Bovard critica a ideia de que o governo tem algum tipo de habilidade mágica para produzir moralidade e justiça em todas as interações humanas: "a moralidade moderna é baseada um ‘botão de justiça’: o governo anuncia um novo regulamento, os executores torcem os braços e - voila! - a justiça triunfa." No entanto, com o tempo, as pessoas passaram a querer e esperar exatamente isso do estado. Bovard destaca a mudança de ver a função do estado como a de construir estradas e pontes e fornecer serviços de polícia e bombeiros, para seu papel atual, onde pretende se opor ao egoísmo, ganância, discriminação racial e outros vícios morais percebidos.
Bovard destaca a mesma determinação arbitrária de justiça nas políticas de direitos civis. A Comissão de Oportunidades Iguais de Emprego (EEOC) tenta garantir a justiça erradicando disparidades ou lacunas de desempenho e, como Bovard argumenta, "para todos os efeitos práticos, ‘justiça’ é o que os funcionários da EEOC optarem por impor". Embora as cotas sejam oficialmente proibidas, Bovard aponta que, "no final dos anos 1960, a EEOC havia subvertido intencionalmente a lei ao estabelecer uma definição de discriminação que era o oposto daquela que o Congresso havia especificado". A EEOC investiga a discriminação por referência a números e proporções de diferentes grupos e mede seu sucesso por uma melhoria nos números. Bovard chama isso de "justiça em números".

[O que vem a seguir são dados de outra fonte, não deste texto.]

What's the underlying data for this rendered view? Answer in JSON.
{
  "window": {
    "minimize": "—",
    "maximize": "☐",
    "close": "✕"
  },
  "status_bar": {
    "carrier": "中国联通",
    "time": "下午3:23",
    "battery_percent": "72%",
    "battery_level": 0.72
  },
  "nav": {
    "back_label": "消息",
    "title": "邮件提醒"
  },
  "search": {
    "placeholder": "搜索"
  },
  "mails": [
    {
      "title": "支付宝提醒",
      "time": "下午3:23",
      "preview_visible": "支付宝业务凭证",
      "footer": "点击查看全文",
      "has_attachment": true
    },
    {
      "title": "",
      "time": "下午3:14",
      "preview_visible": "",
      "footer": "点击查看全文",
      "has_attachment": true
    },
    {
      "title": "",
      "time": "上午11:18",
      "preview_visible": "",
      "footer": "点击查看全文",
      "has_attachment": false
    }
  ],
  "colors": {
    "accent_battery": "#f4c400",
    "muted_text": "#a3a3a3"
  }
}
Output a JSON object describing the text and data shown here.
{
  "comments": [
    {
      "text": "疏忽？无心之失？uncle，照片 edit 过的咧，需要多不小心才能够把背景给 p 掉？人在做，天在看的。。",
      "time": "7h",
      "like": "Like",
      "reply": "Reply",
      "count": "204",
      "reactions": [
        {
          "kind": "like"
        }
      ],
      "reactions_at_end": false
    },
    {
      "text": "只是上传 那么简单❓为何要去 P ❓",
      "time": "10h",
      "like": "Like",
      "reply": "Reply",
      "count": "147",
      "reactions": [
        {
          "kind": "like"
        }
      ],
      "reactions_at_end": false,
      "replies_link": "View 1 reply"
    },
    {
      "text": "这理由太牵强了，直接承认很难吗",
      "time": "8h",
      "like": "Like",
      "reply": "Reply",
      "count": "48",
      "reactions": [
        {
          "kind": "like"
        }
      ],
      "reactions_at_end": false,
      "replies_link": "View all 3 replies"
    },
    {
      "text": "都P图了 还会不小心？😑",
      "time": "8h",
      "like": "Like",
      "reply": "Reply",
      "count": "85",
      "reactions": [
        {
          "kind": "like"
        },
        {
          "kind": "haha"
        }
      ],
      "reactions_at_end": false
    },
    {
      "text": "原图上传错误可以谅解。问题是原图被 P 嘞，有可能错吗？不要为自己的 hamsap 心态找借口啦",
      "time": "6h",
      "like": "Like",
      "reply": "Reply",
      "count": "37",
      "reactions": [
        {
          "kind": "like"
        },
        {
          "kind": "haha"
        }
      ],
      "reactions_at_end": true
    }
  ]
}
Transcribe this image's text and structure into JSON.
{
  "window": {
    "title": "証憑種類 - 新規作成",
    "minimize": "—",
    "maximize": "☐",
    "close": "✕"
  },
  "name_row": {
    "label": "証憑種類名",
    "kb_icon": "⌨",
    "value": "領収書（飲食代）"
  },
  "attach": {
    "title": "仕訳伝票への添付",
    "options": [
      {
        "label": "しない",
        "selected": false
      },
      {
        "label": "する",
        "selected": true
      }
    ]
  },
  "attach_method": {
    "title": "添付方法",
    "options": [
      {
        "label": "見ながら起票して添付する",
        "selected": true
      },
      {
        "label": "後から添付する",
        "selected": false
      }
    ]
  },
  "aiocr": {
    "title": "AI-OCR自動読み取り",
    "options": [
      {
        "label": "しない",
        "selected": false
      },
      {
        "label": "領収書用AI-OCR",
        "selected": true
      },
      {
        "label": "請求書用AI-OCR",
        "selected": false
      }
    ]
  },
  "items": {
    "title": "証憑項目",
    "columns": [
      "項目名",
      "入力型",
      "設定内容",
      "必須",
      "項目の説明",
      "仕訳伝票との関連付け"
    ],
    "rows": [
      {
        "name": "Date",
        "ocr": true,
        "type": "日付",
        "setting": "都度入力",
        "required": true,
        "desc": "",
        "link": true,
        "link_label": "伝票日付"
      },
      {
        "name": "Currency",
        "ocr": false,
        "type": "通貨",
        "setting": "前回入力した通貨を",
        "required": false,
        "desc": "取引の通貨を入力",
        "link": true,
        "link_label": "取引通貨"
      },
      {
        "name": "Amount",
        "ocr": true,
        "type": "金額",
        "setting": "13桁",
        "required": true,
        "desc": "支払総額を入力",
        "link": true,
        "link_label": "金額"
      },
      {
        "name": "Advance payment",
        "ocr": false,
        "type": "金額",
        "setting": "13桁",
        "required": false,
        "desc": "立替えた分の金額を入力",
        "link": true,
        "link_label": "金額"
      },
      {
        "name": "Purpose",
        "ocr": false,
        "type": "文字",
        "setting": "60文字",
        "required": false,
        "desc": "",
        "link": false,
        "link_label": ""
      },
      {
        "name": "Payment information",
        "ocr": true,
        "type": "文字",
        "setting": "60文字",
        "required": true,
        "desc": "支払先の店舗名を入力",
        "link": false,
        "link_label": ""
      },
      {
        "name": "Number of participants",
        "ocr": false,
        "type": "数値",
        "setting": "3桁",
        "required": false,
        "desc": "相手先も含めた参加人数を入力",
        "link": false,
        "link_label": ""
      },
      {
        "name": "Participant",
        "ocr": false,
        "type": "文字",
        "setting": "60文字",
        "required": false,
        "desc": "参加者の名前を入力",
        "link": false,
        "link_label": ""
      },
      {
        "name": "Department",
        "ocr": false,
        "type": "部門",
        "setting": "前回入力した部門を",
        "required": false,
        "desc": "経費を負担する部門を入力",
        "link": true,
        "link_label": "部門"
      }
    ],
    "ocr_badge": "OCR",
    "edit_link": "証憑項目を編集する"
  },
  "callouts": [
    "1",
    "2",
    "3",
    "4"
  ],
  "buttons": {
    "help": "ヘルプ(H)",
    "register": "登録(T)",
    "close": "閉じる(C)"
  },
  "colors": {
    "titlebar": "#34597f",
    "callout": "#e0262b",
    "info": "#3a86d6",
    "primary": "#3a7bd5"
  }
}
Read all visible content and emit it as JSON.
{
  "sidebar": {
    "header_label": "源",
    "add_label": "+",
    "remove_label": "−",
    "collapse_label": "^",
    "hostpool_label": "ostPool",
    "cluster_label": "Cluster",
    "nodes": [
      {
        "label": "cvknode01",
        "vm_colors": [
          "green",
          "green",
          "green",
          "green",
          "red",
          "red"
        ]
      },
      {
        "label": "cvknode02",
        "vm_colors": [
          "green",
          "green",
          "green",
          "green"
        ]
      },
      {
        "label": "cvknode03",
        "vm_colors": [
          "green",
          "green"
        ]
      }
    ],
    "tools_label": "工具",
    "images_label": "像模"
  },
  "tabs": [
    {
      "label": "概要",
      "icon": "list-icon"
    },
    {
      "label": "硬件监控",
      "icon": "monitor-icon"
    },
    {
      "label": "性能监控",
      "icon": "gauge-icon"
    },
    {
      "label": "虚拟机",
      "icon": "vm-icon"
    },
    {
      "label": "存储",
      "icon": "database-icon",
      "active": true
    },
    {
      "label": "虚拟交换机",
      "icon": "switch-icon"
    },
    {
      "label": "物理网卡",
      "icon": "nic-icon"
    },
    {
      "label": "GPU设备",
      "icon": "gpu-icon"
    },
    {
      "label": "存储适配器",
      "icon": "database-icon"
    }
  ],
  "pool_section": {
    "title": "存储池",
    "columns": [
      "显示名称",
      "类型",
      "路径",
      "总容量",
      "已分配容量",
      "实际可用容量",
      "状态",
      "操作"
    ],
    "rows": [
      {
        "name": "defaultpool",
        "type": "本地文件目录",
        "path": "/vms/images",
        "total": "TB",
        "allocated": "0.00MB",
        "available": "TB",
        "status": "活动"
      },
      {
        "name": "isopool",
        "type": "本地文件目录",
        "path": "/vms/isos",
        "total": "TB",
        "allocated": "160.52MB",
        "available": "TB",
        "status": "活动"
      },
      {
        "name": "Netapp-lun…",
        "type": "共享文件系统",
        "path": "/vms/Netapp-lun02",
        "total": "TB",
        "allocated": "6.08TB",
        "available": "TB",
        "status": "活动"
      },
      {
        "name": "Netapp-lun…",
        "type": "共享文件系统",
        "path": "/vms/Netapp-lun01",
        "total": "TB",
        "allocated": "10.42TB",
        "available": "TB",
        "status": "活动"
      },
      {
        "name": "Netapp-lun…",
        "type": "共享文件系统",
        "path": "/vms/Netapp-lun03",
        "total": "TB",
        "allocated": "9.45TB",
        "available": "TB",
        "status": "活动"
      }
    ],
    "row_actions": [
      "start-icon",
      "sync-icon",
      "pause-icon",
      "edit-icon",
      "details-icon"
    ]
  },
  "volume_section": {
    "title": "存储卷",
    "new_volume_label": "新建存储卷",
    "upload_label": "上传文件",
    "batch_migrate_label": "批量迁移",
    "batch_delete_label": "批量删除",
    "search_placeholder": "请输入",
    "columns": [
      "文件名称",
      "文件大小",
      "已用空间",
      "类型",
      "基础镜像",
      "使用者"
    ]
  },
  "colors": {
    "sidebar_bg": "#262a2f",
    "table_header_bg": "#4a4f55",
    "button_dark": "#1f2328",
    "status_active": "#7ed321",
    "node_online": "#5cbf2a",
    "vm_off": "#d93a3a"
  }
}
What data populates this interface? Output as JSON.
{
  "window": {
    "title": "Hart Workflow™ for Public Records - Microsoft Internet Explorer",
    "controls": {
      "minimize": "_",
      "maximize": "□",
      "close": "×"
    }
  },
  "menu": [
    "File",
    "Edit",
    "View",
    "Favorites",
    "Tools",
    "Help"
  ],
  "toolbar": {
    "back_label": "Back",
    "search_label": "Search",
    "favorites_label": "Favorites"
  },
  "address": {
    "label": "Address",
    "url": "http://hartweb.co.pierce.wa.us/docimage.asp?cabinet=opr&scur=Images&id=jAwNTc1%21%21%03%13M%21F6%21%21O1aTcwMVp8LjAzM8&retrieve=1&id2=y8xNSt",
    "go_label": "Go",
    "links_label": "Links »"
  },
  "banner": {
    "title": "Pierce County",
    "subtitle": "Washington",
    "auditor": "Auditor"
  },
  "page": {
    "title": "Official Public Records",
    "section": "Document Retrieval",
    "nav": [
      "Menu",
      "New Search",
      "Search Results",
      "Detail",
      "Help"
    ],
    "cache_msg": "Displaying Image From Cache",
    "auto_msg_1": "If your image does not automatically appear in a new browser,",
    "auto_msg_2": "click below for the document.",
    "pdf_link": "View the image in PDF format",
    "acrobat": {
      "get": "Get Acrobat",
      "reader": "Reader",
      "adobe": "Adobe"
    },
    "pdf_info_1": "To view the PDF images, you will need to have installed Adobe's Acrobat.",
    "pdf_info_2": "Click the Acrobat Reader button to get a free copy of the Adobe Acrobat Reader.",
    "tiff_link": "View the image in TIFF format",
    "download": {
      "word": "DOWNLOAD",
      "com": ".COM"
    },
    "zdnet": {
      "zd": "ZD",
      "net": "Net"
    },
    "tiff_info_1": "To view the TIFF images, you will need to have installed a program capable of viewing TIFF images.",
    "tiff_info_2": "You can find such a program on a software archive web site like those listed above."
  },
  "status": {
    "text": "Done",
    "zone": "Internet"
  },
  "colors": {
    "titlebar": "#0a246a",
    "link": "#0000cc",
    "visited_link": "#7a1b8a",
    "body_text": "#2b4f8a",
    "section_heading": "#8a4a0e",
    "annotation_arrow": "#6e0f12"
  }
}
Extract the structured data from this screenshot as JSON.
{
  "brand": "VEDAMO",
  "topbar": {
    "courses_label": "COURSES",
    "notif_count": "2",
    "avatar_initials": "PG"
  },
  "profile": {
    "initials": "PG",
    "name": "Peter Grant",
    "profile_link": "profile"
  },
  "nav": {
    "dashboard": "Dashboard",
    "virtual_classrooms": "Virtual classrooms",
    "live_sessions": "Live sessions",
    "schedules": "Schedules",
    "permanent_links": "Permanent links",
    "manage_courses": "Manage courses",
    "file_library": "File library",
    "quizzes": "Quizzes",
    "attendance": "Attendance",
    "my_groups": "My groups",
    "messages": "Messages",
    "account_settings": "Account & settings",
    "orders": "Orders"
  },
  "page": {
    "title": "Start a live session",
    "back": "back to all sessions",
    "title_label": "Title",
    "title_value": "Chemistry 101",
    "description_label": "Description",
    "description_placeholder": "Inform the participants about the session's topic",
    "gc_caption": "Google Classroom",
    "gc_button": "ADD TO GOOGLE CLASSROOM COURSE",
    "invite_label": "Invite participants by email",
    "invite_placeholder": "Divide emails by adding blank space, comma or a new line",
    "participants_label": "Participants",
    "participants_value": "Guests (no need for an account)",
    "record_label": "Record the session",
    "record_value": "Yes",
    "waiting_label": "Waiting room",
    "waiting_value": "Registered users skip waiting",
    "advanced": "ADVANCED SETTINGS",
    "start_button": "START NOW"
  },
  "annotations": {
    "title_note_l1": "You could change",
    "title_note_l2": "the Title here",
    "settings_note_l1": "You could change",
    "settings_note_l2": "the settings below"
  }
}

"Justiça em números" também é a força motriz das políticas de Diversidade, Equidade e Inclusão. Essas políticas medem o DEI por referência ao número proporcional de diferentes raças, sexos e gêneros. Eles estabelecem uma medida de justiça que só é alcançada quando a proporção de pessoas em qualquer instituição reflete sua representação demográfica.
Existem muitos problemas éticos com a justiça em números, principalmente que ela corrói a liberdade contratual, a liberdade de associação e a liberdade de expressão. Além disso, nas escolas e faculdades, ela se baseia na doutrinação por meio da única ideologia em que a justiça em números é considerada um objetivo digno: as teorias raciais críticas. É por isso que o Alabama promulgou uma nova lei, 2024 Ala. Act 34, que proíbe os conceitos divisivos promovidos pelas teorias raciais críticas, a saber:
- Que qualquer raça, cor, religião, sexo, etnia ou origem nacional é inerentemente superior ou inferior.
- Que os indivíduos devem ser discriminados ou tratados adversamente por causa de sua raça, cor, religião, sexo, etnia ou origem nacional.
- Que o caráter moral de um indivíduo é determinado por sua raça, cor, religião, sexo, etnia ou origem nacional.
- Que, em virtude da raça, cor, religião, sexo, etnia ou origem nacional de um indivíduo, o indivíduo é inerentemente racista, sexista ou opressor, consciente ou inconscientemente.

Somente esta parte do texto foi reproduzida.